1274. — DE FRÉDÉRIC, PRINCE ROYAL DE PRUSSE.
Remusberg, 18 mai[1].

Je vois dans vos discours la puissante évidence,
Et d’un autre côté la brillante apparence :
Par tous deux[2] ébranlé, séduit également.
Je demeure indécis dans mon aveuglement.
L’homme est né pour agir, il est libre, il est maître,
Mais ses sens limités ne sauraient tout connaître ;
Ses organes grossiers confondent les objets ;
L’atome n’est point vu de ses yeux imparfaits.

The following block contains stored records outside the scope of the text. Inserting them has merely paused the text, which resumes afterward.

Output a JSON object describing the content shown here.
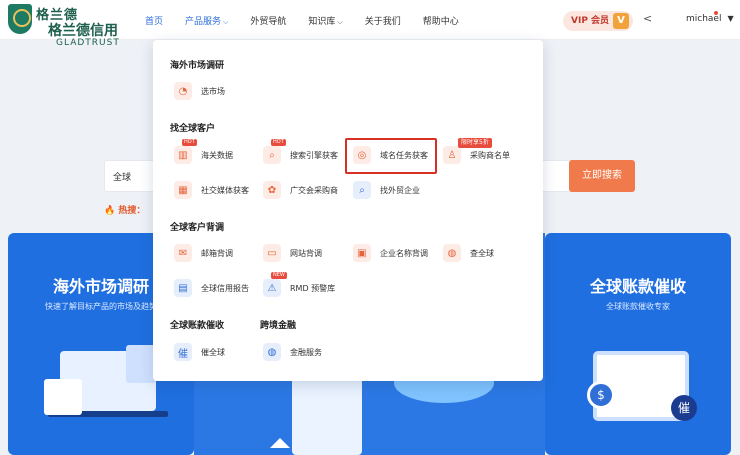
{
  "header": {
    "logo_cn_top": "格兰德",
    "logo_cn": "格兰德信用",
    "logo_en": "GLADTRUST",
    "nav": [
      {
        "label": "首页",
        "active": true,
        "dropdown": false
      },
      {
        "label": "产品服务",
        "active": false,
        "dropdown": true
      },
      {
        "label": "外贸导航",
        "active": false,
        "dropdown": false
      },
      {
        "label": "知识库",
        "active": false,
        "dropdown": true
      },
      {
        "label": "关于我们",
        "active": false,
        "dropdown": false
      },
      {
        "label": "帮助中心",
        "active": false,
        "dropdown": false
      }
    ],
    "vip_label": "VIP 会员",
    "vip_badge": "V",
    "user_name": "michael",
    "icons": {
      "share": "share-icon",
      "dropdown": "caret-down-icon"
    }
  },
  "search": {
    "value": "全球",
    "button": "立即搜索",
    "hot_label": "热搜："
  },
  "banners": {
    "left_title": "海外市场调研",
    "left_sub": "快速了解目标产品的市场及趋势",
    "right_title": "全球账款催收",
    "right_sub": "全球账款催收专家",
    "right_badge": "催"
  },
  "dropdown": {
    "sections": {
      "s1": "海外市场调研",
      "s2": "找全球客户",
      "s3": "全球客户背调",
      "s4": "全球账款催收",
      "s5": "跨境金融"
    },
    "items": {
      "xuanshichang": "选市场",
      "haiguan": "海关数据",
      "sousuo": "搜索引擎获客",
      "yuming": "域名任务获客",
      "caigou": "采购商名单",
      "shejiao": "社交媒体获客",
      "guangjiaohui": "广交会采购商",
      "zhaowaimao": "找外贸企业",
      "youxiang": "邮箱背调",
      "wangzhan": "网站背调",
      "qiye": "企业名称背调",
      "chaquanqiu": "查全球",
      "xinyong": "全球信用报告",
      "rmd": "RMD 预警库",
      "cuiquanqiu": "催全球",
      "jinrong": "金融服务"
    },
    "badges": {
      "hot": "HOT",
      "new": "NEW",
      "promo": "限时享5折"
    }
  }
}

Et les trop vastes corps à ses regards échappent ;
Les tubes vainement dans les cieux les rattrapent.
Pour tout connaître enfin nous ne sommes pas faits.
Mais devinons toujours, et soyons satisfaits.

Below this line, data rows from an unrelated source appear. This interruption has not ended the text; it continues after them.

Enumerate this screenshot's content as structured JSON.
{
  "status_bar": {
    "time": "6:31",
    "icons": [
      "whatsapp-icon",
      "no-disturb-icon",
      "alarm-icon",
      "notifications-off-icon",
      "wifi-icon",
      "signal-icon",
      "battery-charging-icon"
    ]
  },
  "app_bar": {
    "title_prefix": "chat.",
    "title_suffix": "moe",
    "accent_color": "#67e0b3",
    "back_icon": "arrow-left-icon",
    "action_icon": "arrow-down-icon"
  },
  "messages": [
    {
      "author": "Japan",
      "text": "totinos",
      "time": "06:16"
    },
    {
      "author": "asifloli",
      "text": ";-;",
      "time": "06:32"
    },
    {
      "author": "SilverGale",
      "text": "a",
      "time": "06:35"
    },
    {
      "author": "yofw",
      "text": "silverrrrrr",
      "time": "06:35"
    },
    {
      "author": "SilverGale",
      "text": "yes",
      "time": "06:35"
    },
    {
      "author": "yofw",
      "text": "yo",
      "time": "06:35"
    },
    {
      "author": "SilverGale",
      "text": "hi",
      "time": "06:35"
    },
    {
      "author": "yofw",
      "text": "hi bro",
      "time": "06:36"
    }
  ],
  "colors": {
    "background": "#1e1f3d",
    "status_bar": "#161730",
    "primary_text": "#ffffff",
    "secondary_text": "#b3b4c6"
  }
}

Voilà tout le jugement que je puis faire entre la marquise et M. de Voltaire. Quand je lis votre Métaphysique, je m’écrie, j’admire, et je crois. Lorsque je lis les Institutions physiques[3] de la marquise, je me sens ébranlé, et je ne sais si je me suis trompé ou si je me trompe[4]. En un mot, il faudrait avoir une intelligence aussi supérieure aux vôtres que vous êtes au-dessus des autres êtres pensants, pour dire qui de vous a deviné le mot de l’énigme. J’avoue humblement que je respecte beaucoup la raison suffisante, mais que je la croirais d’un usage infiniment plus sûr si nos connaissances étaient aussi étendues qu’elle l’exige. Nous n’avons que quelques idées des attributs de la matière et des lois de la mécanique ; mais je ne doute point que l’éternel Architecte n’ait une infinité de secrets que nous ne découvrirons jamais, et qui, par conséquent, rendent l’usage de la raison suffisante insuffisant entre nos mains. — J’avoue, d’un autre côté, que ces êtres simples qui pensent me paraissent bien métaphysiques, et que je ne comprends rien au vide de Newton, et très-peu à l’espace de Leibnitz. Il me paraît impossible aux hommes de raisonner sur les attributs et sur les actions du Créateur, sans dire des pauvretés. Je n’ai de Dieu aucune autre idée que d’un Être souverainement bon.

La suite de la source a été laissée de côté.